Bankin' is a money management mobile app with more than 4 millions users in France, England, Spain and Germany. Total funding: $31.8M

Role : Freelance Product Designer with a focus on Interactive and User Interface Design

Period : October 2019 and march 2020

I regularly work with the different Bankin’ and Bridge’s product squads in the delivery of their roadmaps with a focus on Interactive and User Interface Design. In The Double Diamond design process that I use as a Product Designer, my work with the team starts in the second solution phase when the framing of the product has already been done by product managers and user researchers in the first problem phase. I consider that a good product designer should be able to work on both phases, and I’m always happy to spend a lot of time iterating on user interfaces and interactions when the framing has been well done upstream.

As I have worked on a few projects in October 2019 and March 2020, I will only detail one of them as an example.

Linking refunds to expenses for a better categorization and understanding of your budget

The problem

Bankin's main feature is the automatic categorization of your transactions on your bank accounts so you can easily discover how much you spend in food, transportation, health care, entertainment or any other category. However, in few cases, your transactions on your bank account are biased and don’t represent your real expenses per categories, for example if you use a lot of cash or if you pay something up-front, waiting for a refund like with healthcare reimbursement or if you advance money to a friend for holidays. These cases will skew the analysis of your spendings and budget.

The solution

The solution to this problem is to link a refund to the corresponding expense. That’s something that is difficult to do automatically, nevertheless we wanted to offer our users the ability to do it manually. By linking one or several refunds to a corresponding spending the amount really paid is calculated for the analysis of the budget. For example if you paid 120€ for a health expense and 80€ are reimbursed by your insurance, only 40€ will be taken into account and categorized as an health expenditure.
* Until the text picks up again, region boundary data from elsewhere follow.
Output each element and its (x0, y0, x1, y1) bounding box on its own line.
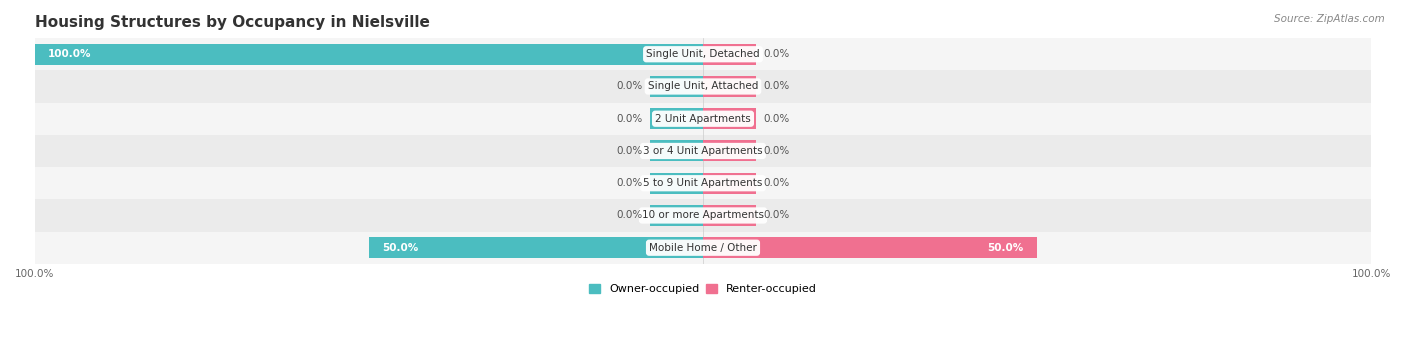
Bar (368, 237, 703, 258)
Bar (35, 232, 1371, 264)
Bar (35, 38, 1371, 70)
Text: 0.0%: 0.0% (617, 114, 643, 124)
Bar (703, 108, 756, 129)
Bar (703, 173, 756, 194)
Bar (35, 103, 1371, 135)
Text: 5 to 9 Unit Apartments: 5 to 9 Unit Apartments (644, 178, 762, 188)
Text: 50.0%: 50.0% (987, 243, 1024, 253)
Bar (650, 140, 703, 161)
Text: 0.0%: 0.0% (617, 146, 643, 156)
Text: 0.0%: 0.0% (763, 146, 789, 156)
Text: 2 Unit Apartments: 2 Unit Apartments (655, 114, 751, 124)
Text: Single Unit, Detached: Single Unit, Detached (647, 49, 759, 59)
Text: 100.0%: 100.0% (48, 49, 91, 59)
Text: Source: ZipAtlas.com: Source: ZipAtlas.com (1274, 14, 1385, 24)
Text: 0.0%: 0.0% (763, 178, 789, 188)
Bar (650, 205, 703, 226)
Text: 0.0%: 0.0% (763, 81, 789, 91)
Bar (650, 108, 703, 129)
Bar (703, 76, 756, 97)
Text: Single Unit, Attached: Single Unit, Attached (648, 81, 758, 91)
Bar (35, 167, 1371, 199)
Text: 10 or more Apartments: 10 or more Apartments (643, 210, 763, 221)
Text: Mobile Home / Other: Mobile Home / Other (650, 243, 756, 253)
Bar (650, 173, 703, 194)
Bar (35, 199, 1371, 232)
Text: 0.0%: 0.0% (617, 81, 643, 91)
Text: Housing Structures by Occupancy in Nielsville: Housing Structures by Occupancy in Niels… (35, 15, 430, 30)
Bar (703, 237, 1038, 258)
Bar (35, 135, 1371, 167)
Text: 0.0%: 0.0% (617, 178, 643, 188)
Bar (35, 70, 1371, 103)
Text: 0.0%: 0.0% (763, 114, 789, 124)
Text: 50.0%: 50.0% (382, 243, 419, 253)
Bar (35, 44, 703, 65)
Text: 0.0%: 0.0% (617, 210, 643, 221)
Text: 0.0%: 0.0% (763, 49, 789, 59)
Bar (703, 140, 756, 161)
Legend: Owner-occupied, Renter-occupied: Owner-occupied, Renter-occupied (585, 280, 821, 299)
Bar (650, 76, 703, 97)
Bar (703, 205, 756, 226)
Text: 0.0%: 0.0% (763, 210, 789, 221)
Text: 3 or 4 Unit Apartments: 3 or 4 Unit Apartments (643, 146, 763, 156)
Bar (703, 44, 756, 65)
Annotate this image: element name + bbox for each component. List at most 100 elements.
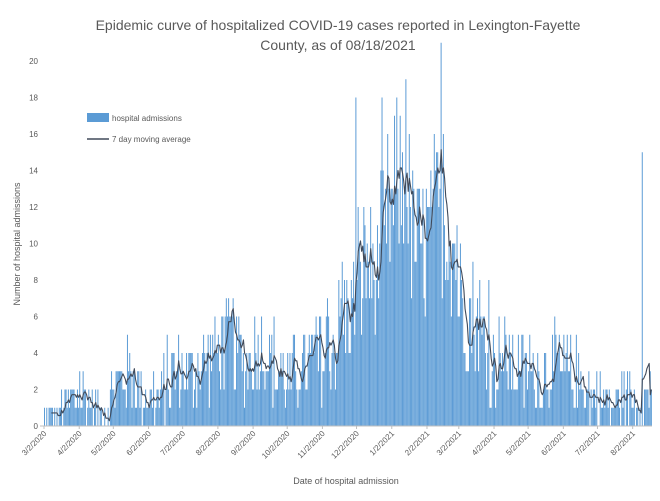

This feature is an advanced one, and the challenge was to make it easily understandable. We didn’t want to create any confusion between transaction amounts on your bank account and amounts you actually paid used in the spending analysis by category and your budget.

Process

Challenge

Hight fidelity prototype

The feature has been shipped on April 30, 2020, and is available to Bankin' Plus and Bankin' Pro users in France, UK, Spain, and Germany on iOS and Androïd.

Personal lesson learned

Interaction and User Interface Design are all about details.